Anuska nie znam Twojej tesciowej ale juz jej nie lubie..:angry: nie dosc ze mala rozpuszcza to jeszcze faworyzuje... przydalby sie ktos kto by ja ustawil i przemowil do rozsadku ale tak to juz jest z tymi tesciowymi ja mam podobna ale na szczscie od urodzenia dzieci widzialam ja 4 razy i nie planuje kolejnych spotkan przez najblizsze dwa m-ce.. no chyba ze mnie w Ir namierzy...:-)
 
Lily ty to masz hardocore, jak bede narzekac, ze mi ciezko to musze sobie o tobie pomyslec!
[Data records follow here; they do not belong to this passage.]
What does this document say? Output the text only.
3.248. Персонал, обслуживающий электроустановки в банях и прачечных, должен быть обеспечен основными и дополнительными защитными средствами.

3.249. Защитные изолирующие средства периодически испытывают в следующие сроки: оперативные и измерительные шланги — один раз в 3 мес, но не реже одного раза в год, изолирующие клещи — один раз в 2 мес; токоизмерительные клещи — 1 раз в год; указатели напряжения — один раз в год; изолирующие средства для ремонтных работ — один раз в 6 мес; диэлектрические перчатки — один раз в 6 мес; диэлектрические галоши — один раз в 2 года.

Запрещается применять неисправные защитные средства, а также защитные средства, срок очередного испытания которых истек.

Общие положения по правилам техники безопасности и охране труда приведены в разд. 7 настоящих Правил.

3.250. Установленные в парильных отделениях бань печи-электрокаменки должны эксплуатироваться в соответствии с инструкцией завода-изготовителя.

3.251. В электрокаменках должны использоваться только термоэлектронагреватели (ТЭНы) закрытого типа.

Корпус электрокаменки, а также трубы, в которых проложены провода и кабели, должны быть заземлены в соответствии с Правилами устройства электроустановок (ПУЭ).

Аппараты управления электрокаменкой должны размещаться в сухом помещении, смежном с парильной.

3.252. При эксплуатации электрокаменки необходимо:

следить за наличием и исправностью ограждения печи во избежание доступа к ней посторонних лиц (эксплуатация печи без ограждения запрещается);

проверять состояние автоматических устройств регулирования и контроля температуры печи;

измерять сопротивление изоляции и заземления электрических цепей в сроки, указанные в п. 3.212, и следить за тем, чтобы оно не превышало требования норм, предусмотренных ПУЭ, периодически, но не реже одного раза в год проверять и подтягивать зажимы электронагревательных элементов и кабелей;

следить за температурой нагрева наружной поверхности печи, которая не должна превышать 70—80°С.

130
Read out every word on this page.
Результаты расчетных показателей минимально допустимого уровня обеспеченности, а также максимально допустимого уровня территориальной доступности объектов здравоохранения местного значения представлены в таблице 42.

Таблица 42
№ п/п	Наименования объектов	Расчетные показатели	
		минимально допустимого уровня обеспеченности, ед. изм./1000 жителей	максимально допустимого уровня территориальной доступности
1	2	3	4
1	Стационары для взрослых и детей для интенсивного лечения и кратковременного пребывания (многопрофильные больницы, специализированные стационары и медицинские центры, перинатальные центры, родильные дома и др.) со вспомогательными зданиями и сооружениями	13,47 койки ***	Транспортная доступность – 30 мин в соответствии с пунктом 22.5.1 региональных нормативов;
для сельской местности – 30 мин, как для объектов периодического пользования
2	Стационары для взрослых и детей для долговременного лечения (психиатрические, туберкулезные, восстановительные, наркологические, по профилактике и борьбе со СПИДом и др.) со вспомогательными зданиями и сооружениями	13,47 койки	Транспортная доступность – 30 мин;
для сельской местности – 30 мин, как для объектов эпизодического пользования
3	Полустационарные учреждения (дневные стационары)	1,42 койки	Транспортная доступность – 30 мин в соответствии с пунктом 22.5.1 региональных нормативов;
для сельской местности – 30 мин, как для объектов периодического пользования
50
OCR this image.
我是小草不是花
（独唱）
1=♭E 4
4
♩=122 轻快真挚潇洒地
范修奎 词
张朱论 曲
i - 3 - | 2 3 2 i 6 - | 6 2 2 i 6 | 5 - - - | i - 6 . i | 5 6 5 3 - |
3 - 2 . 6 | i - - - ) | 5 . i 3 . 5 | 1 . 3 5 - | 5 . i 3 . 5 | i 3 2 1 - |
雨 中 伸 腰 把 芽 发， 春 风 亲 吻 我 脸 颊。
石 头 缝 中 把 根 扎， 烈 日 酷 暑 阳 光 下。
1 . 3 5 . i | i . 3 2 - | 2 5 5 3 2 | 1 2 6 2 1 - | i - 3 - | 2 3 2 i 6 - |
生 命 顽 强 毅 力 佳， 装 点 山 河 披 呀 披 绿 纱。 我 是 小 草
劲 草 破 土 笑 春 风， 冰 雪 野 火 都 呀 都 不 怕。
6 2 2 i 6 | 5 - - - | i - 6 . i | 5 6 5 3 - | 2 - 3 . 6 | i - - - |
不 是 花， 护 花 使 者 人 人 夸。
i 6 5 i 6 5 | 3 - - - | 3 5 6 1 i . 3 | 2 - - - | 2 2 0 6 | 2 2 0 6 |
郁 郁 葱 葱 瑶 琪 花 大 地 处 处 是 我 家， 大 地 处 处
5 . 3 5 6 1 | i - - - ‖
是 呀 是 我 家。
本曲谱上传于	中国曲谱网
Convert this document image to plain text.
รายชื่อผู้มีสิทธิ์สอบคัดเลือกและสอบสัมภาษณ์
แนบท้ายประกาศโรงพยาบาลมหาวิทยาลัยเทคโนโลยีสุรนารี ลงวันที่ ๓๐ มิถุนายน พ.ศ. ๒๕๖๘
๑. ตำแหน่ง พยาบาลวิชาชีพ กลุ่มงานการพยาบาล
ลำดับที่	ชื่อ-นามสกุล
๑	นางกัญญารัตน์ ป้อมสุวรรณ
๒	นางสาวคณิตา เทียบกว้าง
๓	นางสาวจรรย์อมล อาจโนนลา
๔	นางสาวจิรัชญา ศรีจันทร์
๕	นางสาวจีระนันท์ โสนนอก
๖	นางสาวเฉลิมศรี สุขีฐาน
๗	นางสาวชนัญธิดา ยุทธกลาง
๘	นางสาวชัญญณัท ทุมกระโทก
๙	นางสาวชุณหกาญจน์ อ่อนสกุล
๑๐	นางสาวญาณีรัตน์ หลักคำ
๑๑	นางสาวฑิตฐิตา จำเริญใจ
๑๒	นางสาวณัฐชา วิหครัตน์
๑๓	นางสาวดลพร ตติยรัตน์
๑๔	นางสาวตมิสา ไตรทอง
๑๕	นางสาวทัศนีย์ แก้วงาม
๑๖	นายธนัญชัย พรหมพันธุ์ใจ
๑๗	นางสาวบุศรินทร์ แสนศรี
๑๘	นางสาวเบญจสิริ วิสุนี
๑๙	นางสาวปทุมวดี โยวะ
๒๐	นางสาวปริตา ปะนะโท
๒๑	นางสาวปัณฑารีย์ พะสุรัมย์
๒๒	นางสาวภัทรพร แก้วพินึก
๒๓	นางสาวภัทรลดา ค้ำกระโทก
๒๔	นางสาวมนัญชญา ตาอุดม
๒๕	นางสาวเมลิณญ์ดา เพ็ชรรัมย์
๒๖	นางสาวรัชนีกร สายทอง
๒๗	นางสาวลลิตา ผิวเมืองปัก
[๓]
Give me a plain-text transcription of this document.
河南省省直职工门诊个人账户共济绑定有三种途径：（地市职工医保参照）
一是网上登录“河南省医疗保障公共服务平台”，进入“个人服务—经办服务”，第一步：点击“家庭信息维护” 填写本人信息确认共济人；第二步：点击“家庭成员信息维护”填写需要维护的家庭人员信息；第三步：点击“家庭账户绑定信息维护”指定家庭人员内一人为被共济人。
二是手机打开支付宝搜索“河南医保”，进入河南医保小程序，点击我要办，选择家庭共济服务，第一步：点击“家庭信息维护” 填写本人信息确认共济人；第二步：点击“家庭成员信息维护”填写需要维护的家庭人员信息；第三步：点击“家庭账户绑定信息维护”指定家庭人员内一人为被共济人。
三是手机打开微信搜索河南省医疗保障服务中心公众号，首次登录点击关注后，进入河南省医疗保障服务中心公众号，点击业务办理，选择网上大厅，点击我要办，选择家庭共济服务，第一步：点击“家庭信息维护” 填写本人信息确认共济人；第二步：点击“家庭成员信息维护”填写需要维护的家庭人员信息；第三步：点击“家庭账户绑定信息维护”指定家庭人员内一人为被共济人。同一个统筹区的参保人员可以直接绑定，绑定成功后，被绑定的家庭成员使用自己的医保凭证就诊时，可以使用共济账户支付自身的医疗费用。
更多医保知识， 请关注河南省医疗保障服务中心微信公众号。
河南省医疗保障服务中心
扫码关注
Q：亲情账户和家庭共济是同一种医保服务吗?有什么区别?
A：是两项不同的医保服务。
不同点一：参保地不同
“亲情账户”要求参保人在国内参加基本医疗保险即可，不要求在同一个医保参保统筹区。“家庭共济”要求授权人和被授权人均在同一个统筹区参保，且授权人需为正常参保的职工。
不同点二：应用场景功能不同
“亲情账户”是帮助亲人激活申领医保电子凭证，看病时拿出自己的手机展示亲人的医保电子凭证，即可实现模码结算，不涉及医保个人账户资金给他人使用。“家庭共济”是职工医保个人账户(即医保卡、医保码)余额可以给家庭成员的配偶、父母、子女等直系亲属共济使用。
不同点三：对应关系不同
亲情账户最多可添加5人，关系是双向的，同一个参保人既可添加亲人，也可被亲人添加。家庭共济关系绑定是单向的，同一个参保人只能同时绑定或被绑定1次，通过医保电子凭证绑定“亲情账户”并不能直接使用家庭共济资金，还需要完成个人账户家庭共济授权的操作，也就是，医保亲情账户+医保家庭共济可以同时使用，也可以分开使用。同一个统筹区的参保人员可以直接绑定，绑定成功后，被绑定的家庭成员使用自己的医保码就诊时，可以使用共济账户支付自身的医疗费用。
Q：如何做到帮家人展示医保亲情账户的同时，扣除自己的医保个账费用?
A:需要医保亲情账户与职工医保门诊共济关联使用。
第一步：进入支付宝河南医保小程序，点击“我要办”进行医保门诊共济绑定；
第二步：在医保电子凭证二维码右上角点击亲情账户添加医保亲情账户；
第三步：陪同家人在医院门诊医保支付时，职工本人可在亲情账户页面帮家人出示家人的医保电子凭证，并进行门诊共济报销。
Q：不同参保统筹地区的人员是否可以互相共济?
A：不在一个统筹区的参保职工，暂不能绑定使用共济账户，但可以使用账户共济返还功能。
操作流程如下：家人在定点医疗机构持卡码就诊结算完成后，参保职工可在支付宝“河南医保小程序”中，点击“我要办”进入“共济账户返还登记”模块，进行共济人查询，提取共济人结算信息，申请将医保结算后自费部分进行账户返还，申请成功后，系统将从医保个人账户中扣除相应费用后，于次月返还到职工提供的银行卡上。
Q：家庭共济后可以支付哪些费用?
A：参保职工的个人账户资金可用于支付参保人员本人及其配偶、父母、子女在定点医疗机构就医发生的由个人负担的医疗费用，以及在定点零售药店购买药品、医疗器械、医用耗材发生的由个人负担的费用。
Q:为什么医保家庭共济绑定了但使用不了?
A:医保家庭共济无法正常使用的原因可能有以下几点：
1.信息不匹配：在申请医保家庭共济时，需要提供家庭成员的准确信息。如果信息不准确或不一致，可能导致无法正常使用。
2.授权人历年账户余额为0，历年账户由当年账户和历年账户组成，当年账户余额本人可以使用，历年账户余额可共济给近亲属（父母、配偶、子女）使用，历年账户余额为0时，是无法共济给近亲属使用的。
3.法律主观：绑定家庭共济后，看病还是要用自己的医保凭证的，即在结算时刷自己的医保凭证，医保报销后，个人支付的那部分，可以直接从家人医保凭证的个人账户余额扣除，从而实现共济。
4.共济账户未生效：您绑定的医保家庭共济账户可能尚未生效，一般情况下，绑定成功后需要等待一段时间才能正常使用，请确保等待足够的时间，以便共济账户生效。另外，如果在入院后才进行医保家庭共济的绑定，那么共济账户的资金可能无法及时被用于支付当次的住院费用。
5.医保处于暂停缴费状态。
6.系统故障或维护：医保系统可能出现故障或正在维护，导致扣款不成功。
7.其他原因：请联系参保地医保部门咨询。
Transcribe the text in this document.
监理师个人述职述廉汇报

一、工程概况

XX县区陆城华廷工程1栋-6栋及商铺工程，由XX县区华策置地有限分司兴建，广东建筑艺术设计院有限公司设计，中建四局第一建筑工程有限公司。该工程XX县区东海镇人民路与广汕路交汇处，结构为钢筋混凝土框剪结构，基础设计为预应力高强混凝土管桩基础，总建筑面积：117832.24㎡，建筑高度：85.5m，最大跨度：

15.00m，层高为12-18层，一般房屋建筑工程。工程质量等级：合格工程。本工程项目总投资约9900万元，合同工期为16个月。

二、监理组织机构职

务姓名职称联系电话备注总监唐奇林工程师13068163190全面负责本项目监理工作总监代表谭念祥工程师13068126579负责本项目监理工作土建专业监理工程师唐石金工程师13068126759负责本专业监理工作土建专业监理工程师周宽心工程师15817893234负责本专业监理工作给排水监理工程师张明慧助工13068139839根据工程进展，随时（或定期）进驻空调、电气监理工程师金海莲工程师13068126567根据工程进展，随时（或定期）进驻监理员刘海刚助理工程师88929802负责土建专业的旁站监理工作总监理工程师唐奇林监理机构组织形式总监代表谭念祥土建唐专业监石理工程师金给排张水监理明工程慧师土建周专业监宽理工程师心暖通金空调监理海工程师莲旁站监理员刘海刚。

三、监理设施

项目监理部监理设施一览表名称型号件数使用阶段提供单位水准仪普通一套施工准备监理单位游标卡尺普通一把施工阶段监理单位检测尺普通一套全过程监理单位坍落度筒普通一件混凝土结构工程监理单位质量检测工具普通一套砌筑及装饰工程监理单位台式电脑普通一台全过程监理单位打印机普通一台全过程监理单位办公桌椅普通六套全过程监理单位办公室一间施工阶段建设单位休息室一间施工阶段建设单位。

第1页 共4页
Mamo fasolek, witam w deszczowym kraju. Jak tam Dungarvan? bylam tam kiedys na festiwalu jedzeniowym:-).
 
Lily jak czytam to co piszesz to dochodze do wniosku ze ten nasz neurolog to jakis niepowazny jest...:angry: Nic nam nie mowi poza tym ze TRZEBA CZEKAC i ze TAK U BLIZNIAKOW BYWA u nas wizyta wyglada tak najpierw usg pozniej mierzenie obwodu glowy i koniec. Boje sie teraz ze baba jest niekompetentna i cos przeoczyla lub zbagatelizowala... po powrocie do Polski pojde do innego neurologa niech on sie wypowie... bo jak to jest ze Twoj zleca rehabilitacje mowi o mozliwych zagrozeniach a moj tylko mierzy glowke.....:angry:
 
reklama
Witaj Cailina :-) Jak na razie udalo mi sie "zwiedzic" dom mojej siostry i market :-)... Kurcze te uliczki takie krete ze czlowiek nie wie gdzie jest i co jest za rogiem, jutro jak nie bedzie padac to zabiore Fasolki na spacer mam nadzieje ze nie zgine..:-p
Ciezko sie do tego ruchu lewostronnego przyzwyczaic , no i jeszcze te minironda i kierownica po drugiej stronie...Obled w ciapki:-) A Ty dlugo juz tu mieszkasz? Ciezko bylo sie przyzwyczaic?